If you are an aerial photographer, you'll definitely appreciate how GPS can help you take better photos and video. With a GPS-enabled drone, you can instruct it to hold steady in its current coordinates, allowing you to focus on camera work instead of splitting some of your attention to piloting.
What To Know Before You Take Off
If you payed attention to any of the news regarding drone piloting in 2015 and 2016, you may have learned that the FAA created a rule that required any drone operator to register their machine before flying it in an open space. Later on, a federal judge ruled that the FAA overstepped their bounds, stating that drones fall under the jurisdiction of the Special Rule for Model Aircraft. In the end of 2017, this decision was again overturned, requiring operators to once again register any drones weighing over 0.55 pounds, even if they are only flown for recreational purposes. Since drone piloting laws seem to be constantly changing at the moment, it is best to double check with the FAA regarding which are currently in effect before taking your new drone out for its inaugural flight.

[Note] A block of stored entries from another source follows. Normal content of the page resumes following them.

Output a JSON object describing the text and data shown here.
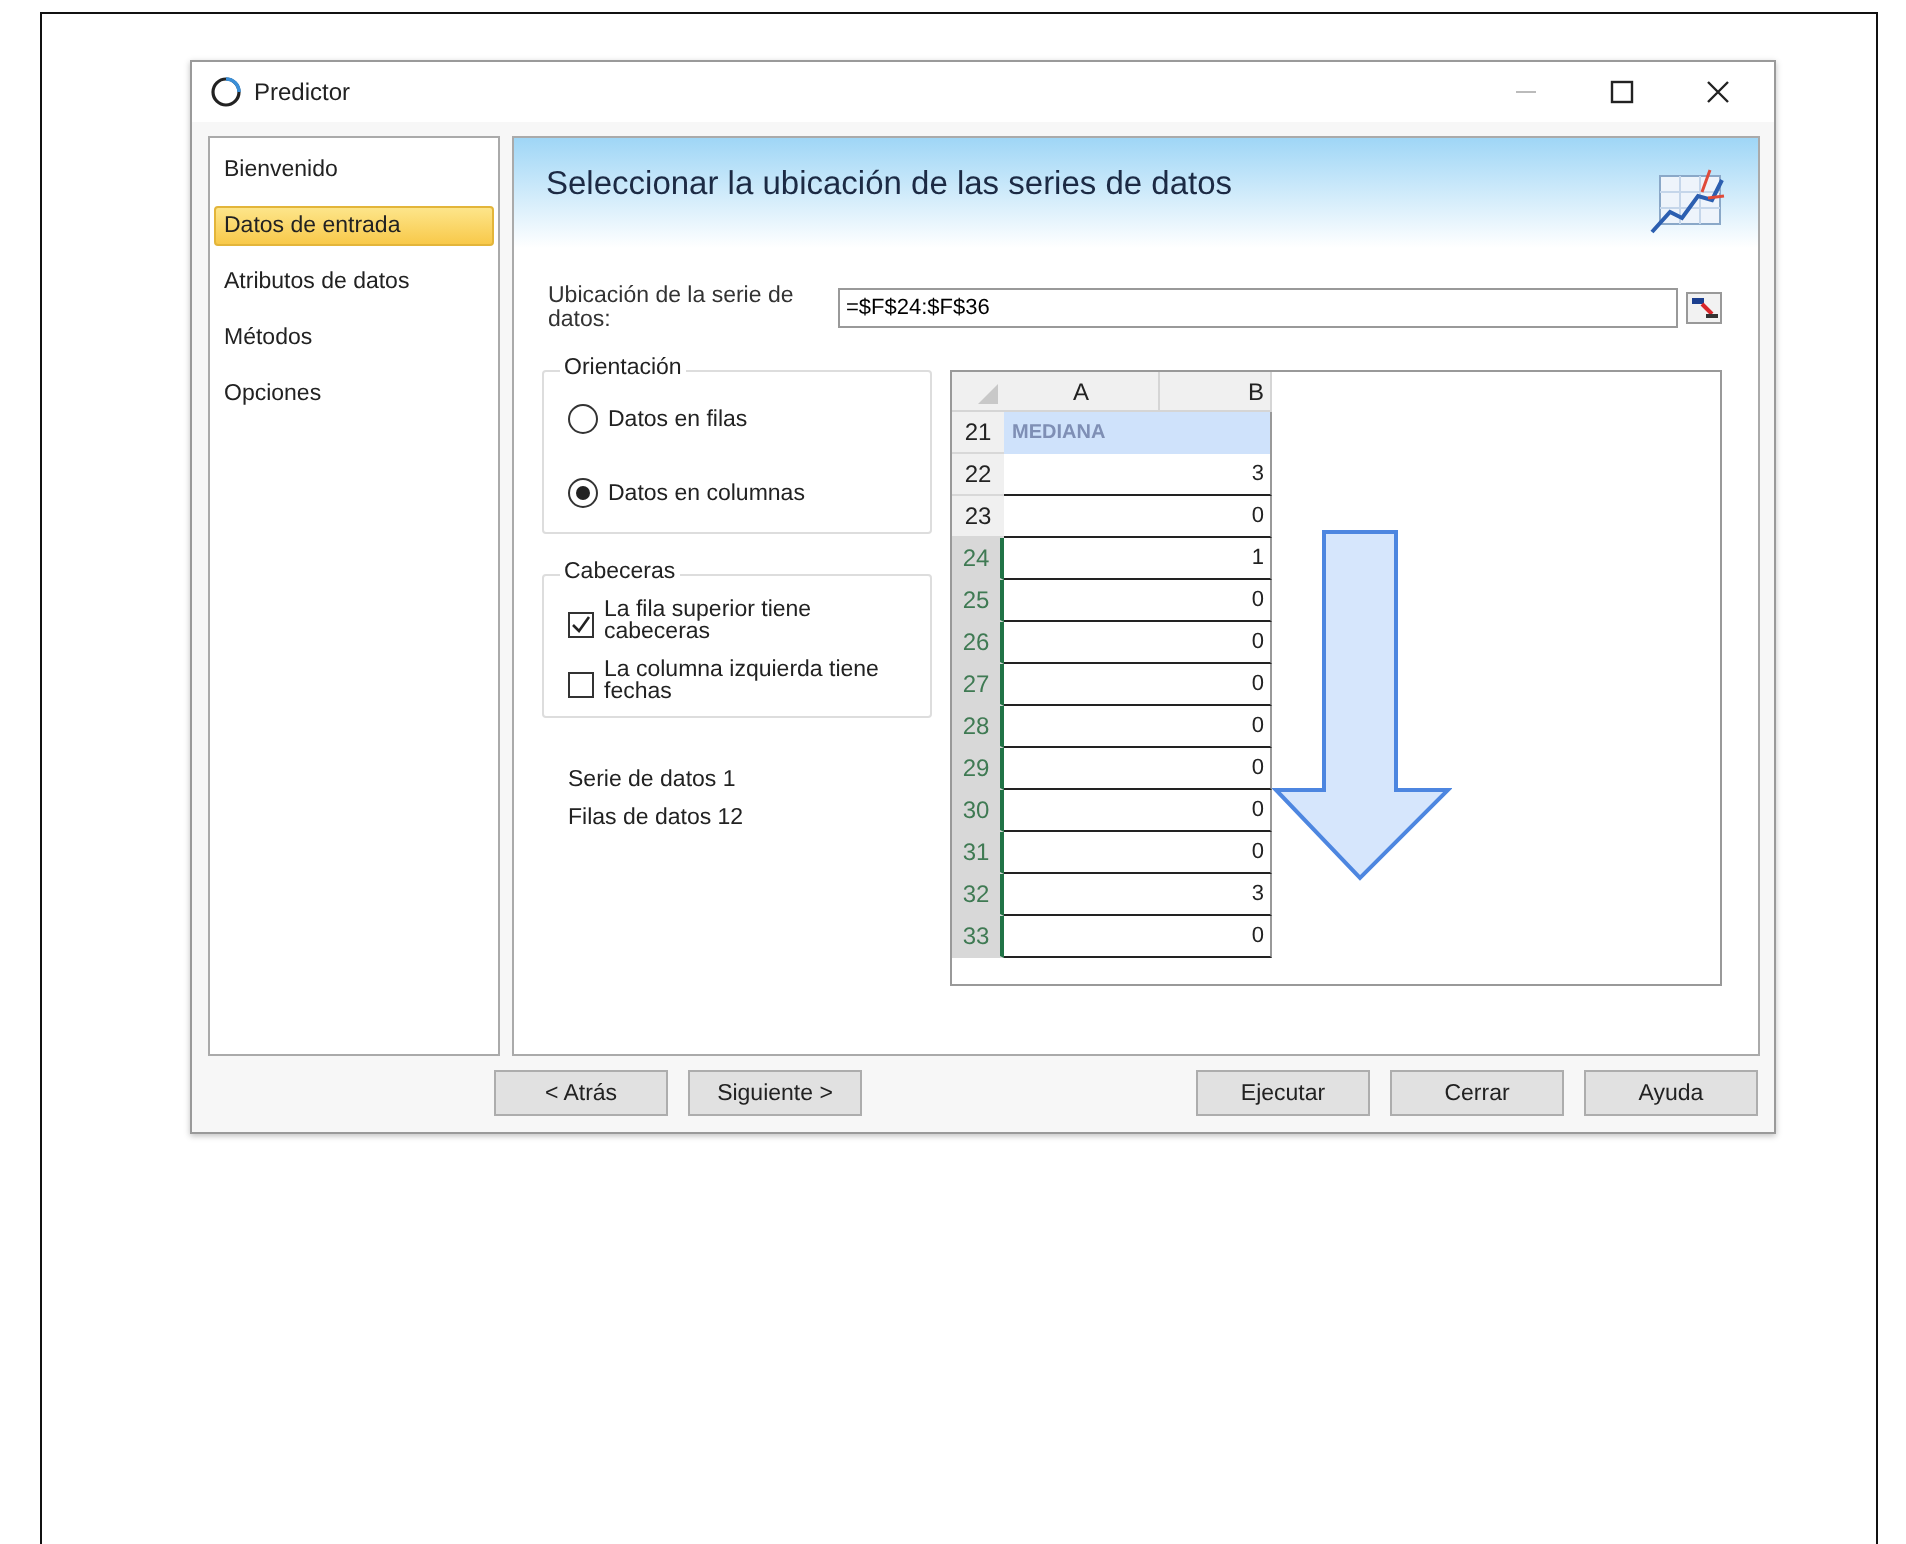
{
  "window": {
    "title": "Predictor"
  },
  "sidebar": {
    "items": [
      {
        "label": "Bienvenido",
        "selected": false
      },
      {
        "label": "Datos de entrada",
        "selected": true
      },
      {
        "label": "Atributos de datos",
        "selected": false
      },
      {
        "label": "Métodos",
        "selected": false
      },
      {
        "label": "Opciones",
        "selected": false
      }
    ]
  },
  "header": {
    "title": "Seleccionar la ubicación de las series de datos"
  },
  "location": {
    "label": "Ubicación de la serie de datos:",
    "value": "=$F$24:$F$36"
  },
  "orientation": {
    "legend": "Orientación",
    "options": [
      {
        "label": "Datos en filas",
        "selected": false
      },
      {
        "label": "Datos en columnas",
        "selected": true
      }
    ]
  },
  "headers": {
    "legend": "Cabeceras",
    "options": [
      {
        "label": "La fila superior tiene cabeceras",
        "checked": true
      },
      {
        "label": "La columna izquierda tiene fechas",
        "checked": false
      }
    ]
  },
  "stats": [
    "Serie de datos 1",
    "Filas de datos 12"
  ],
  "sheet": {
    "columns": [
      "A",
      "B"
    ],
    "rows": [
      {
        "number": "21",
        "a": "MEDIANA",
        "selected": false,
        "highlighted": true
      },
      {
        "number": "22",
        "b": "3",
        "selected": false,
        "highlighted": false
      },
      {
        "number": "23",
        "b": "0",
        "selected": false,
        "highlighted": false
      },
      {
        "number": "24",
        "b": "1",
        "selected": true,
        "highlighted": false
      },
      {
        "number": "25",
        "b": "0",
        "selected": true,
        "highlighted": false
      },
      {
        "number": "26",
        "b": "0",
        "selected": true,
        "highlighted": false
      },
      {
        "number": "27",
        "b": "0",
        "selected": true,
        "highlighted": false
      },
      {
        "number": "28",
        "b": "0",
        "selected": true,
        "highlighted": false
      },
      {
        "number": "29",
        "b": "0",
        "selected": true,
        "highlighted": false
      },
      {
        "number": "30",
        "b": "0",
        "selected": true,
        "highlighted": false
      },
      {
        "number": "31",
        "b": "0",
        "selected": true,
        "highlighted": false
      },
      {
        "number": "32",
        "b": "3",
        "selected": true,
        "highlighted": false
      },
      {
        "number": "33",
        "b": "0",
        "selected": true,
        "highlighted": false
      }
    ]
  },
  "buttons": {
    "left": [
      "< Atrás",
      "Siguiente >"
    ],
    "right": [
      "Ejecutar",
      "Cerrar",
      "Ayuda"
    ]
  }
}
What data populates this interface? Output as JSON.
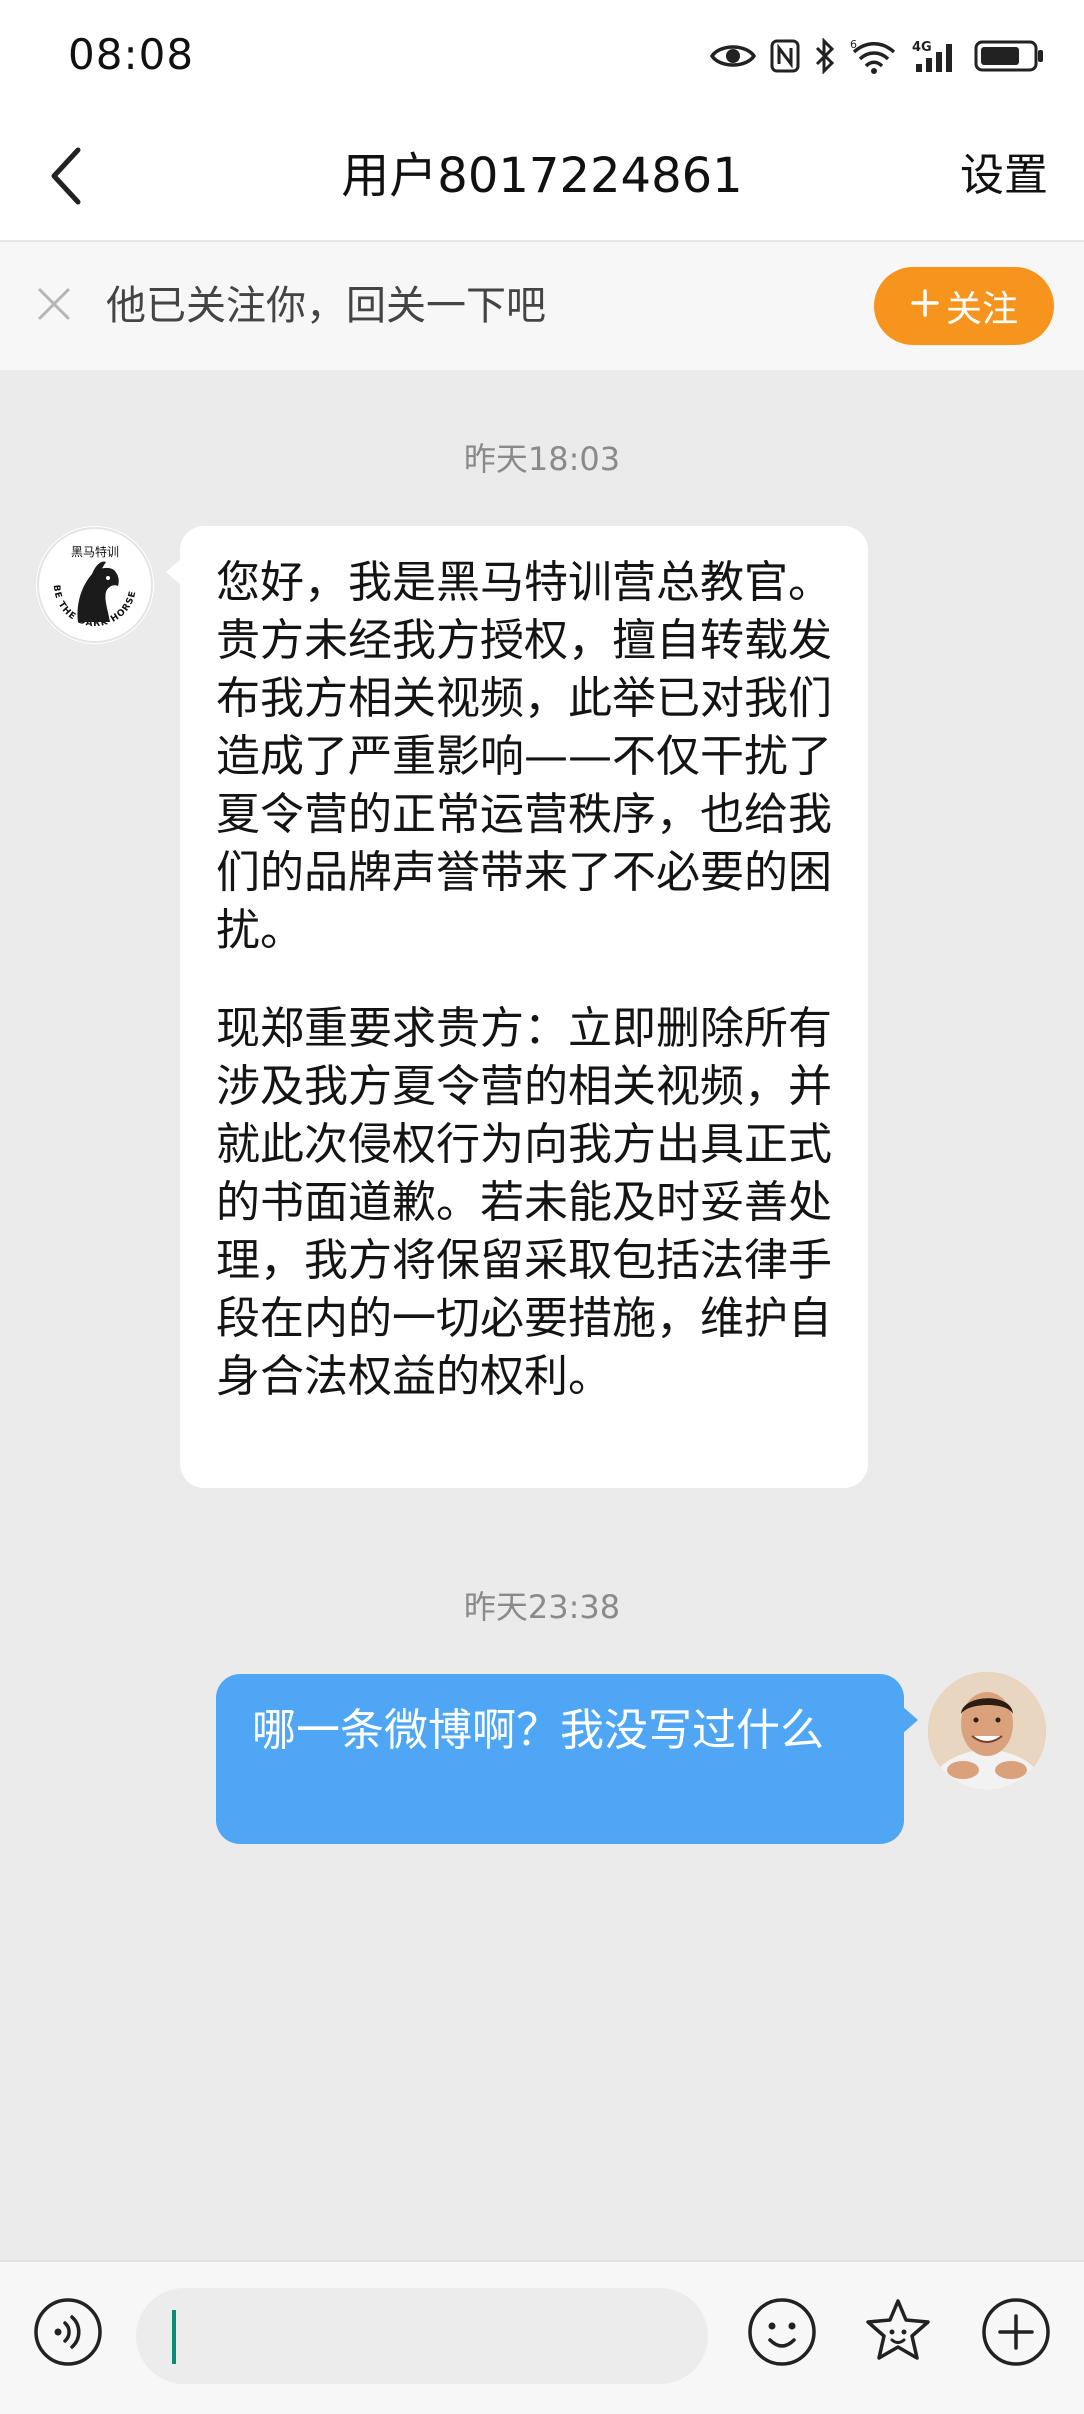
{
  "status_bar": {
    "time": "08:08",
    "icons": [
      "eye-icon",
      "nfc-icon",
      "bluetooth-icon",
      "wifi-icon",
      "signal-4g-icon",
      "battery-icon"
    ],
    "wifi_label": "6",
    "network_label": "4G"
  },
  "header": {
    "back_icon": "chevron-left-icon",
    "title": "用户8017224861",
    "settings_label": "设置"
  },
  "follow_banner": {
    "close_icon": "close-icon",
    "text": "他已关注你，回关一下吧",
    "follow_button": "关注",
    "follow_icon": "plus-icon",
    "button_color": "#f7941d"
  },
  "chat": {
    "timestamps": [
      "昨天18:03",
      "昨天23:38"
    ],
    "messages": [
      {
        "sender": "other",
        "avatar_text": "黑马特训",
        "avatar_ring_text": "BE THE DARK HORSE",
        "paragraphs": [
          "您好，我是黑马特训营总教官。贵方未经我方授权，擅自转载发布我方相关视频，此举已对我们造成了严重影响——不仅干扰了夏令营的正常运营秩序，也给我们的品牌声誉带来了不必要的困扰。",
          "现郑重要求贵方：立即删除所有涉及我方夏令营的相关视频，并就此次侵权行为向我方出具正式的书面道歉。若未能及时妥善处理，我方将保留采取包括法律手段在内的一切必要措施，维护自身合法权益的权利。"
        ]
      },
      {
        "sender": "self",
        "avatar": "user-photo",
        "paragraphs": [
          "哪一条微博啊？我没写过什么"
        ],
        "bubble_color": "#4ea6f4"
      }
    ]
  },
  "input_bar": {
    "voice_icon": "voice-icon",
    "input_value": "",
    "emoji_icon": "emoji-icon",
    "sticker_icon": "sticker-icon",
    "plus_icon": "plus-circle-icon"
  }
}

Whether registration laws are currently in effect or not, there are still some safety guidelines set forth by the FAA that have always remained unchanged. Drones, and all unmanned flying devices for that matter, must always give way to manned aircraft. Pilots must also keep them below 400 feet in elevation. Users cannot fly drones over large groups of people, sporting events, or in the vicinity of emergency response teams. They must be kept within sight of the naked eye, and cannot be flown while the operator is intoxicated. Flying within five miles of an airport is illegal, unless prior permission has been granted by an air traffic control official at said airport.